Mr Cawley said Mr Lillis had seemed surprised by the story. He had thought it odd, “because everyone knows that the brick was found for didn’t I hold the brick in my own hand.”
This afternoon’s evidence largely came from the members of the extended Cawley family. Christopher Cawley’s house had become the gathering place for family and friends in the hours after the news of Celine’s death had been broken. Paula Linsky, Christopher Cawley’s sister-in-law, told the court that she had been leaving the house to collect her children from school just as Mr Lillis arrived there after speaking to gardai.
She told the court that she had heard an outpouring of grief as she left the house that day as Mr Lillis’s daughter greeted her father. “I just heard very upset people.”
The death had caused shockwaves through this extremely middle class world. A neighbour, Pauline Fraser, told the court that she heard two screams on the morning of the 15th at around 9.30. The sound was so unusual at that hour of the day that it stuck in her memory.
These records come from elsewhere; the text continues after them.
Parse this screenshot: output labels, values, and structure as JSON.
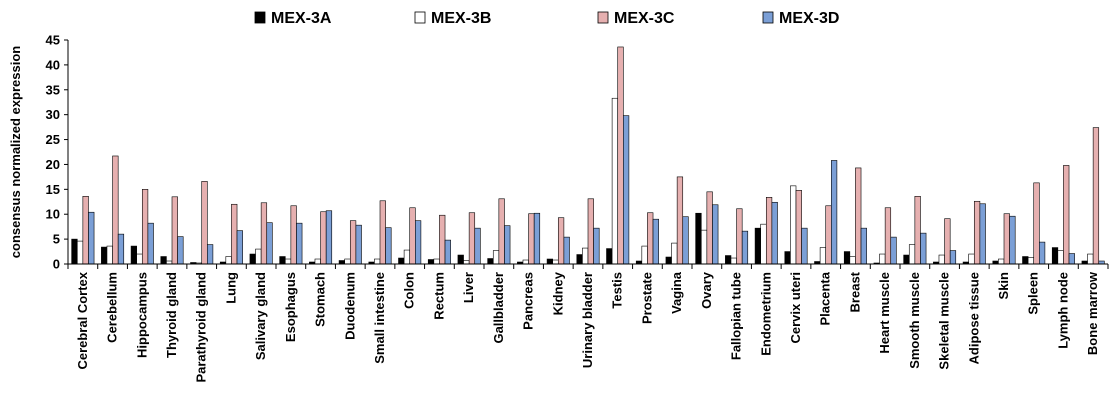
{
  "chart_data": {
    "type": "bar",
    "title": "",
    "xlabel": "",
    "ylabel": "consensus normalized expression",
    "ylim": [
      0,
      45
    ],
    "yticks": [
      0,
      5,
      10,
      15,
      20,
      25,
      30,
      35,
      40,
      45
    ],
    "grid": false,
    "legend_position": "top",
    "categories": [
      "Cerebral Cortex",
      "Cerebellum",
      "Hippocampus",
      "Thyroid gland",
      "Parathyroid gland",
      "Lung",
      "Salivary gland",
      "Esophagus",
      "Stomach",
      "Duodenum",
      "Small intestine",
      "Colon",
      "Rectum",
      "Liver",
      "Gallbladder",
      "Pancreas",
      "Kidney",
      "Urinary bladder",
      "Testis",
      "Prostate",
      "Vagina",
      "Ovary",
      "Fallopian tube",
      "Endometrium",
      "Cervix uteri",
      "Placenta",
      "Breast",
      "Heart muscle",
      "Smooth muscle",
      "Skeletal muscle",
      "Adipose tissue",
      "Skin",
      "Spleen",
      "Lymph node",
      "Bone marrow"
    ],
    "series": [
      {
        "name": "MEX-3A",
        "color": "#000000",
        "values": [
          5.0,
          3.4,
          3.6,
          1.5,
          0.3,
          0.4,
          2.0,
          1.5,
          0.4,
          0.7,
          0.4,
          1.2,
          0.9,
          1.8,
          1.1,
          0.4,
          1.0,
          1.9,
          3.1,
          0.6,
          1.4,
          10.2,
          1.7,
          7.2,
          2.5,
          0.5,
          2.5,
          0.2,
          1.8,
          0.4,
          0.4,
          0.6,
          1.5,
          3.3,
          0.6
        ]
      },
      {
        "name": "MEX-3B",
        "color": "#ffffff",
        "values": [
          4.6,
          3.6,
          2.0,
          0.6,
          0.2,
          1.5,
          3.0,
          1.0,
          1.0,
          1.0,
          1.0,
          2.8,
          1.0,
          0.7,
          2.7,
          0.8,
          0.8,
          3.2,
          33.3,
          3.6,
          4.2,
          6.8,
          1.2,
          8.0,
          15.7,
          3.3,
          1.5,
          2.0,
          3.9,
          1.8,
          2.0,
          1.0,
          1.3,
          2.7,
          2.0
        ]
      },
      {
        "name": "MEX-3C",
        "color": "#e6b0b0",
        "values": [
          13.6,
          21.7,
          15.0,
          13.5,
          16.6,
          12.0,
          12.3,
          11.7,
          10.5,
          8.7,
          12.7,
          11.3,
          9.8,
          10.3,
          13.1,
          10.1,
          9.3,
          13.1,
          43.6,
          10.3,
          17.5,
          14.5,
          11.1,
          13.4,
          14.8,
          11.7,
          19.3,
          11.3,
          13.6,
          9.1,
          12.6,
          10.1,
          16.3,
          19.8,
          27.4
        ]
      },
      {
        "name": "MEX-3D",
        "color": "#7b9fd6",
        "values": [
          10.4,
          6.0,
          8.2,
          5.5,
          3.9,
          6.7,
          8.3,
          8.2,
          10.7,
          7.8,
          7.3,
          8.7,
          4.8,
          7.2,
          7.7,
          10.2,
          5.4,
          7.2,
          29.8,
          9.0,
          9.5,
          11.9,
          6.6,
          12.4,
          7.2,
          20.8,
          7.2,
          5.4,
          6.2,
          2.7,
          12.1,
          9.6,
          4.4,
          2.1,
          0.6
        ]
      }
    ]
  }
}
She told the court that she had slept late after spending most of the previous night at the hospital but had been woken by a shriek. Then thirty seconds later came another scream. She had thought it was teenagers outside the local newsagents or possibly a neighbour’s children and only reconsidered when her husband called to tell her that the tranquillity of their leafy road had been irreparably broken. The scream had been high pitched, definitely a woman.
The court also heard forensic evidence that Ms Cawley’s DNA had been found on the heavily bloodstained clothes found in a suitcase in the attic at Rowan Hill. Dr Hillary Clarke told the court that she would have expected the clothes Mr Lillis had handed over to gardai to have been far more heavily bloodstained if he had been carrying out CPR on his wife.
She said that both the top Mr Lillis had handed over and the t-shirt he wore underneath had Ms Cawley’s blood on the inside. The most likely explanation for a stain inside one of the sleeve’s of the jumper was that the arm that had been put in it had been wet with blood.
She said that runner boots found in Mr Lillis’s bedroom had both airborne and contact blood stains and had almost certainly been nearby when Celine Cawley’s blood had been spilt.
She said that lighter blood stains on a pair of heavily bloodstained jeans found in the suitcase had probably come from someone cleaning up blood, as had similar stains on a pair of white socks found in the same place although she agreed with defence counsel Brendan Grehan that these stains could have been made by the wet blood that had pooled inside one of the rubber gloves found in the suitcase.
A Breitling watch found on the bedside table in Mr Lillis’s room had, she said been wiped clean of Ms Cawley’s blood, although some remained in the crevice around the watch space and the links of the strap yielded both blood and tissue both of which were a match for Ms Cawley’s DNA.